Automated Traffic Signal Recognition in Distributed Acoustic Sensing Data via Deep Learning

Abstract Distributed Acoustic Sensing (DAS), an advanced vibration-sensing technology, shows immense promise for data-centric urban surveillance, notably in tracking vehicle speeds. The extraction of vehicle information from DAS data demands real-time processing. Nonetheless, current techniques face challenges in the precise and automated interpretation of vehicle signals. This study presents an integrated two-phase deep learning framework meticulously designed to facilitate the real-time and automated detection of vehicle speeds and directions using Distributed Acoustic Sensing (DAS) data.
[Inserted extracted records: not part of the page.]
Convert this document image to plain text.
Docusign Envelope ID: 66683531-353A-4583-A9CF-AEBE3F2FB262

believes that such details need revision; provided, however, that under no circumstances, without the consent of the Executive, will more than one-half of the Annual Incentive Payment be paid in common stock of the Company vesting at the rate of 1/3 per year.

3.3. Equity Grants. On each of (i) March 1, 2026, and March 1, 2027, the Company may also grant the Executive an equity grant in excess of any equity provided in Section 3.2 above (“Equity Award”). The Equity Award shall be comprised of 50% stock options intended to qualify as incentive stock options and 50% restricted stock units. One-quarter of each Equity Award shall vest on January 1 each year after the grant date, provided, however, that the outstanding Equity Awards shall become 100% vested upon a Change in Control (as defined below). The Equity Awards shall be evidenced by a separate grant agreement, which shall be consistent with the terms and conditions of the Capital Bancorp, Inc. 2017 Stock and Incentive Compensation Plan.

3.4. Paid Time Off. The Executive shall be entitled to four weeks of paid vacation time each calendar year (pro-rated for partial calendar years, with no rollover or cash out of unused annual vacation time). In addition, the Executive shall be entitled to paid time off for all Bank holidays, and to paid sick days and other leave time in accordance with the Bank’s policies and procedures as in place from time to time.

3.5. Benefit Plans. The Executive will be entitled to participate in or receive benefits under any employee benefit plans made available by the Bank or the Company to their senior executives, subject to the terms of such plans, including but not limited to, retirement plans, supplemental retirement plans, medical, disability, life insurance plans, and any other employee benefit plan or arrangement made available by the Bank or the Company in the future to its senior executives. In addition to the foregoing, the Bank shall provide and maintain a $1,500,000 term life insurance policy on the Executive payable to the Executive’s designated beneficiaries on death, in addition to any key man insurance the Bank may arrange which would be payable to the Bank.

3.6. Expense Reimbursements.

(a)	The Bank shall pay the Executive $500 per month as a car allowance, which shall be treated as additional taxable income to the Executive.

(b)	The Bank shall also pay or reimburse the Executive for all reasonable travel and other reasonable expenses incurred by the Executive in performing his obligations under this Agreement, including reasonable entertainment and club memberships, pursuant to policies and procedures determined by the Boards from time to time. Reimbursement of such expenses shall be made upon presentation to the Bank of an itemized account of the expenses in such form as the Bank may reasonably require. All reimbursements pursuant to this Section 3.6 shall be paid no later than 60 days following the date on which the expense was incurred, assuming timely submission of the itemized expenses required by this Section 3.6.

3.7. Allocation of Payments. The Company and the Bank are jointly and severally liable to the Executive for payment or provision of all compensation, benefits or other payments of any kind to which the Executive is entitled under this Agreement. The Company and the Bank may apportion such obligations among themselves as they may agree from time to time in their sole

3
Initially, the approach employs a contrastive learning-based model to process DAS signals, eliminating disturbances within the profile. The YOLOv8 detection model subsequently accurately detects the processed DAS signals. The vehicle’s speed and direction are ultimately ascertained by harnessing the positional data derived from the bounding box’s coordinates. Within real-world test scenarios, the method introduced can precisely identify vehicles originating from various directions and sources. The strategy demonstrates robust generalizability even in complex scenarios characterized by intense interference and the presence of multiple vehicles. From a quantitative assessment perspective, the system processes DAS data for 60-second intervals in an average of 4.89 seconds, achieving an accuracy rate of 90.07%, which satisfies the demands for real-time vehicle signal detection. The approach presented in this article offers crucial guidance for the real-time, automatic detection of vehicle signals in DAS systems.